Недавно в Грузии разгорелся скандал вокруг компании, которая занималась суррогатным материнством для китайских клиентов. Большинство работниц – женщины из Центральной Азии, в том числе из Казахстана. Им не заплатили деньги, обещанные за рождение ребенка, и бросили на произвол судьбы. Почему казахстанки соглашаются на такие условия? Насколько суррогатное материнство в целом регулируется в нашей стране? Об этом Exclusive.kz поговорили с Вячеславом Локшиным, доктором медицинских наук, профессором Академии НАН РК.

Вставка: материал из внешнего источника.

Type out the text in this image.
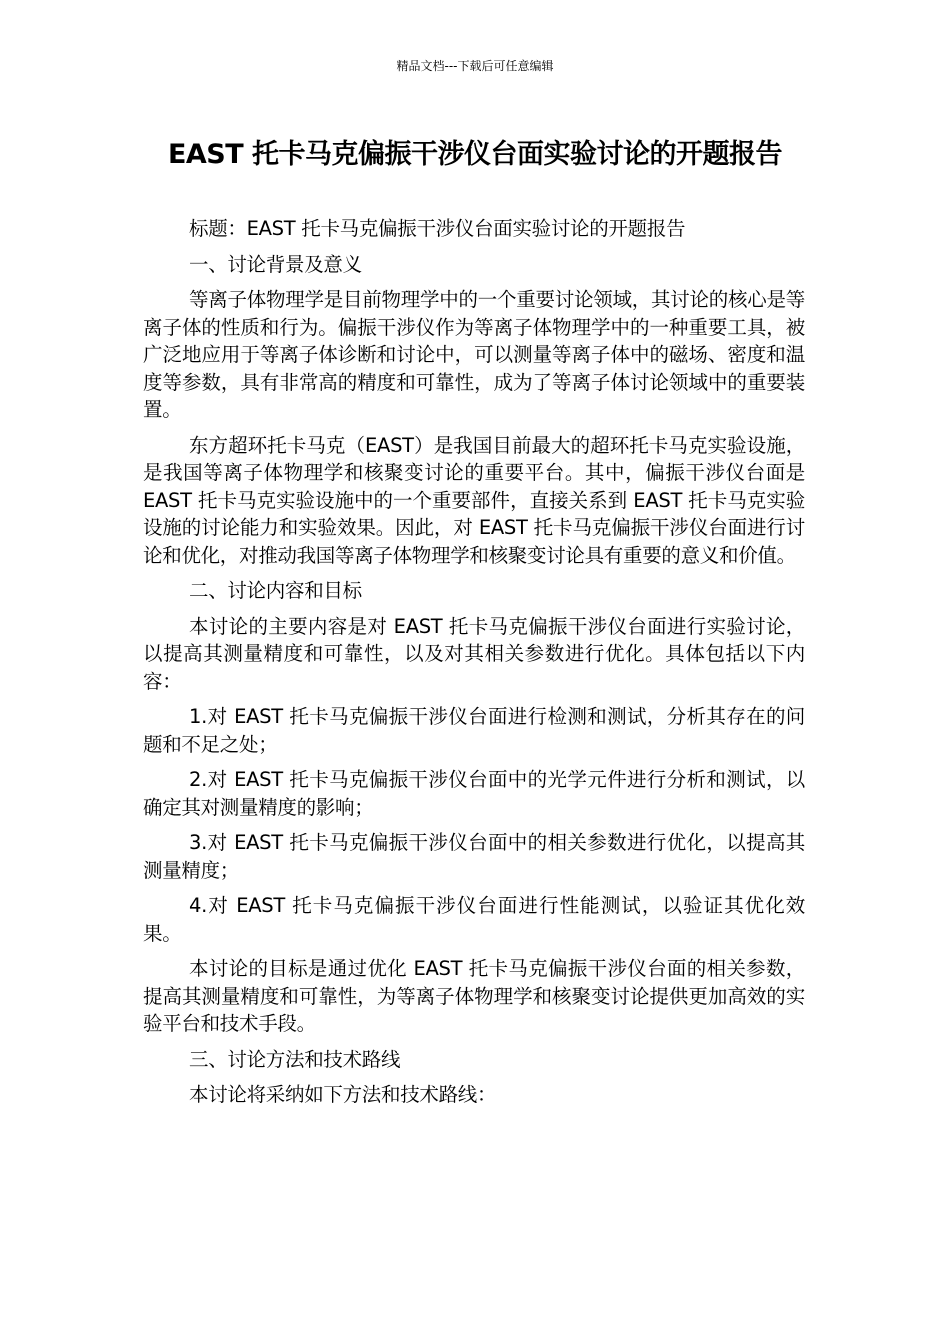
精品文档---下载后可任意编辑
EAST 托卡马克偏振干涉仪台面实验讨论的开题报告

标题：EAST 托卡马克偏振干涉仪台面实验讨论的开题报告

一、讨论背景及意义

等离子体物理学是目前物理学中的一个重要讨论领域，其讨论的核心是等离子体的性质和行为。偏振干涉仪作为等离子体物理学中的一种重要工具，被广泛地应用于等离子体诊断和讨论中，可以测量等离子体中的磁场、密度和温度等参数，具有非常高的精度和可靠性，成为了等离子体讨论领域中的重要装置。

东方超环托卡马克（EAST）是我国目前最大的超环托卡马克实验设施，是我国等离子体物理学和核聚变讨论的重要平台。其中，偏振干涉仪台面是 EAST 托卡马克实验设施中的一个重要部件，直接关系到 EAST 托卡马克实验设施的讨论能力和实验效果。因此，对 EAST 托卡马克偏振干涉仪台面进行讨论和优化，对推动我国等离子体物理学和核聚变讨论具有重要的意义和价值。

二、讨论内容和目标

本讨论的主要内容是对 EAST 托卡马克偏振干涉仪台面进行实验讨论，以提高其测量精度和可靠性，以及对其相关参数进行优化。具体包括以下内容：

1.对 EAST 托卡马克偏振干涉仪台面进行检测和测试，分析其存在的问题和不足之处；

2.对 EAST 托卡马克偏振干涉仪台面中的光学元件进行分析和测试，以确定其对测量精度的影响；

3.对 EAST 托卡马克偏振干涉仪台面中的相关参数进行优化，以提高其测量精度；

4.对 EAST 托卡马克偏振干涉仪台面进行性能测试，以验证其优化效果。

本讨论的目标是通过优化 EAST 托卡马克偏振干涉仪台面的相关参数，提高其测量精度和可靠性，为等离子体物理学和核聚变讨论提供更加高效的实验平台和技术手段。

三、讨论方法和技术路线

本讨论将采纳如下方法和技术路线：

– Как вы относитесь к недавней новости о том, что в Грузии использовали казахстанок как суррогатных матерей, не платили им деньги и нарушали их права? Почему наши женщины на это идут?
– Прежде, чем говорить об этой истории, давайте сначала поговорим о суррогатном материнстве в целом и рассмотрим, почему люди обращаются к такому способу рождения детей.
Есть очень серьезная проблема бесплодного брака. Подавляющему большинству женщин, которые страдают бесплодием, можно помочь, не прибегая к такому методу, как суррогатное материнство, кому-то достаточно просто назначить лекарство.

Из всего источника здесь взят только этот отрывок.